Writer-producer Larry Karaszewski, who serves as a VP on the board of governors for the Academy of Motion Picture Arts and Sciences, tweeted news of Morse’s death on Thursday.
Morse, known for his impish, gap-toothed grin, became a star on Broadway in the musical comedy “How to Succeed in Business Without Really Trying,” for which he won his first Tony, as best actor in a musical, in 1962. The enormous hit ran for more than 1,400 performances and was adapted for the big screen in a 1967 film in which Morse reprised his starring role of J. Pierpont Finch.

Morse appeared in a number of other movies in the 1960s, including Tony Richardson’s satire of the funeral industry “The Loved One” (1965), also starring Jonathan Winters.

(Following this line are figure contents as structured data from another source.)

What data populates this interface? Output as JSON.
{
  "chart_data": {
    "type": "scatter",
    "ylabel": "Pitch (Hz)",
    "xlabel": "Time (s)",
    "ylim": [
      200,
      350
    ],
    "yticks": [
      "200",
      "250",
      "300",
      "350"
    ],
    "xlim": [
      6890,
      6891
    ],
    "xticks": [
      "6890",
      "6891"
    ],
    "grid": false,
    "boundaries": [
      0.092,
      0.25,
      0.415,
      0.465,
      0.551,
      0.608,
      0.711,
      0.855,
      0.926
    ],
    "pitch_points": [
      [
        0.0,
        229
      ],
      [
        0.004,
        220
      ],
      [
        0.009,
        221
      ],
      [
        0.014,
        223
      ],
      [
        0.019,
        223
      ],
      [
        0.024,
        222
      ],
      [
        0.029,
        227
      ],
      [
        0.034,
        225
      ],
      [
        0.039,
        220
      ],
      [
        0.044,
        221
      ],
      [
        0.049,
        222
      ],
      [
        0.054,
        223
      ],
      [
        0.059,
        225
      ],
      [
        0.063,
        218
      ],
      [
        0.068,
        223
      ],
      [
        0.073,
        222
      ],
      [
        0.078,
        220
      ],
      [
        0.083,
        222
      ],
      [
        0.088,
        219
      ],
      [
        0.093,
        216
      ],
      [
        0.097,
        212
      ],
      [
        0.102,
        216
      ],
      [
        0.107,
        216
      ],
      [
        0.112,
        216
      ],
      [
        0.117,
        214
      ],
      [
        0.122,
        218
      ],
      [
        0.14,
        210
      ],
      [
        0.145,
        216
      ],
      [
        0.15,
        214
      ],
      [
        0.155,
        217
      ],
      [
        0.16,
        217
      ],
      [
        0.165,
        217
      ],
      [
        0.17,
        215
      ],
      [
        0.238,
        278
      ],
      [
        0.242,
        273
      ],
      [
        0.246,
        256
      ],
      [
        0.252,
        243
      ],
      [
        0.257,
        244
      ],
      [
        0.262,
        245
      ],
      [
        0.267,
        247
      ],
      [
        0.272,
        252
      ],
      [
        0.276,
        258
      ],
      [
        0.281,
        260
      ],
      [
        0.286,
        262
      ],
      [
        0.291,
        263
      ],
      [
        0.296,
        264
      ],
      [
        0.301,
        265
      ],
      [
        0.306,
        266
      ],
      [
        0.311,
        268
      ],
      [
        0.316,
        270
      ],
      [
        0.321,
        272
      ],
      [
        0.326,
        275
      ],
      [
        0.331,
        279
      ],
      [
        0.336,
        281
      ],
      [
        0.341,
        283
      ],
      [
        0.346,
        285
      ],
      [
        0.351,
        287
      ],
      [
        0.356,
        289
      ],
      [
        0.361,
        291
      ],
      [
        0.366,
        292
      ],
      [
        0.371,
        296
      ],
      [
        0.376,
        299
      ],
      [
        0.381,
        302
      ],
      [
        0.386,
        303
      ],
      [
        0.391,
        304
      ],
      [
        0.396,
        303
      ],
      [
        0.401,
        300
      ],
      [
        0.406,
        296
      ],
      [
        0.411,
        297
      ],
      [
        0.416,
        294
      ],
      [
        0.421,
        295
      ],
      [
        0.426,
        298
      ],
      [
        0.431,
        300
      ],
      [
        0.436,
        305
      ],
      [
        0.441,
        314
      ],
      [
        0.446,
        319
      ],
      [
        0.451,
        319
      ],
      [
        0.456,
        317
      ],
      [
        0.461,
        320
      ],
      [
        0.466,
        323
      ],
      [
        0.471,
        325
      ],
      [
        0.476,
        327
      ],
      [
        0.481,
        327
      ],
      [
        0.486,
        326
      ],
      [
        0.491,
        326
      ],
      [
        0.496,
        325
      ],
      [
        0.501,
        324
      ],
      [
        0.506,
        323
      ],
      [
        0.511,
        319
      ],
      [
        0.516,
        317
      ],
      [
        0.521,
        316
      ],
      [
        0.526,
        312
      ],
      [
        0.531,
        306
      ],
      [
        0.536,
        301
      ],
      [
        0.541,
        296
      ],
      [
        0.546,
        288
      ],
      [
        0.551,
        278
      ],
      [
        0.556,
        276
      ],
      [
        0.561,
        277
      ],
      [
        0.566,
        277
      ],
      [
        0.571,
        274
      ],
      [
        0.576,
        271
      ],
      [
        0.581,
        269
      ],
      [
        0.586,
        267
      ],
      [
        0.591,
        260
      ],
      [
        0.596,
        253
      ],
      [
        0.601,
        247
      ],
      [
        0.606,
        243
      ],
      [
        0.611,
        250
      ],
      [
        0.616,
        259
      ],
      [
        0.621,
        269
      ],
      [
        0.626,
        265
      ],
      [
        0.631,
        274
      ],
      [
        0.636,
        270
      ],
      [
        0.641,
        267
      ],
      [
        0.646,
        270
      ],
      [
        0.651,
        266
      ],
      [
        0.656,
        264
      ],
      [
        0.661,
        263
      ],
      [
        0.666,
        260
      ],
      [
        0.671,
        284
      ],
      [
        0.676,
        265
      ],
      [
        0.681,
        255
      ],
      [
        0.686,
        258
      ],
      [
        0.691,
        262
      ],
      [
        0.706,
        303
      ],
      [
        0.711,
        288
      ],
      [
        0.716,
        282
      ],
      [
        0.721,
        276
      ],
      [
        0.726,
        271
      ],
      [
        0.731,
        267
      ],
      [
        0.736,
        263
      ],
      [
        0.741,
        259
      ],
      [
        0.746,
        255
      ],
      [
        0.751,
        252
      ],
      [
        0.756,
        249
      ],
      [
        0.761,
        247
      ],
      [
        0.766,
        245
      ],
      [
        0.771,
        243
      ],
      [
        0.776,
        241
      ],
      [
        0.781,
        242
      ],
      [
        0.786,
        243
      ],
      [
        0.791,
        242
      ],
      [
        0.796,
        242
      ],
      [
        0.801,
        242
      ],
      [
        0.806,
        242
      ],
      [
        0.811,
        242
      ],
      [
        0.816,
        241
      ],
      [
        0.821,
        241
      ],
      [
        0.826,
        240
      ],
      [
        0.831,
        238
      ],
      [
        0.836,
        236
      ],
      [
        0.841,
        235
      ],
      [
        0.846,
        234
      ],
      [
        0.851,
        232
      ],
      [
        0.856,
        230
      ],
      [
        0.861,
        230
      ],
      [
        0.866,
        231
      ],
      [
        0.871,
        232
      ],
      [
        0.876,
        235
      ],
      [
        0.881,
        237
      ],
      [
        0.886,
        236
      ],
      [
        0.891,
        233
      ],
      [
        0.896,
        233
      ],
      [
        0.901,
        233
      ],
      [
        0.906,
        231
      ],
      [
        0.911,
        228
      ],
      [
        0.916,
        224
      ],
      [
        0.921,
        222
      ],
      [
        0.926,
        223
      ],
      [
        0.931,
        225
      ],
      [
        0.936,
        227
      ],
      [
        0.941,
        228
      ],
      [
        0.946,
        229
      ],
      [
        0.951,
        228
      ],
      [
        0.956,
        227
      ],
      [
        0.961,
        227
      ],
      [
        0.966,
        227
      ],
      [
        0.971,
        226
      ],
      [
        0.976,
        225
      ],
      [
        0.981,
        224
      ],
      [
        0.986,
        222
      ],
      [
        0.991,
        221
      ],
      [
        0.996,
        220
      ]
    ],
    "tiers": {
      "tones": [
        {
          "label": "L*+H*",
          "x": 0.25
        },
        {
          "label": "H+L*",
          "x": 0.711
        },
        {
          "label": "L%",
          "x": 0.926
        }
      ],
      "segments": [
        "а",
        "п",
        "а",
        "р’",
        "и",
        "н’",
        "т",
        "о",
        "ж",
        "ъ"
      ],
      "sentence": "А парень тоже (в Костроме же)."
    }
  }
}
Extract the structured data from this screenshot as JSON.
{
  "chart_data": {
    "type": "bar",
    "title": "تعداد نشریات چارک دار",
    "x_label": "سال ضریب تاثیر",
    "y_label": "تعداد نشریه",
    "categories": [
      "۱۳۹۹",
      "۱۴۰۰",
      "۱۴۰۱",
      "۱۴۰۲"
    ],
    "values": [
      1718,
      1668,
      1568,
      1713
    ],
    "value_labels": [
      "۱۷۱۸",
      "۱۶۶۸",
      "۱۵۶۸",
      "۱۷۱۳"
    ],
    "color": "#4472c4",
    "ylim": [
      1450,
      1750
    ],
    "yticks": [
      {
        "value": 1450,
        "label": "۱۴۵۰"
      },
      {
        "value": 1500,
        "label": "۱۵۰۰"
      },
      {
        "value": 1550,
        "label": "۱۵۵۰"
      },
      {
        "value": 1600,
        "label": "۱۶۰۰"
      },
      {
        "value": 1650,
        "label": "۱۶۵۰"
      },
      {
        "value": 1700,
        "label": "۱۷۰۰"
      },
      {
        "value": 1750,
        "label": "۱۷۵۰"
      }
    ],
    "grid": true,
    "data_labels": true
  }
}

Variety said: “Robert Morse as the poet who falls in love with the lady cosmetician (later promoted to embalmer) while making arrangements for his uncle’s interment, plays it light and airy, like a soul apart.”
The actor also starred in the Disney comedy “The Boatniks” (1970), and made a few guest appearances on series including “Love, American Style” and “Fantasy Island” during the 1970s; in the 1980s he guested on shows including “The Dukes of Hazzard” and “Murder, She Wrote.”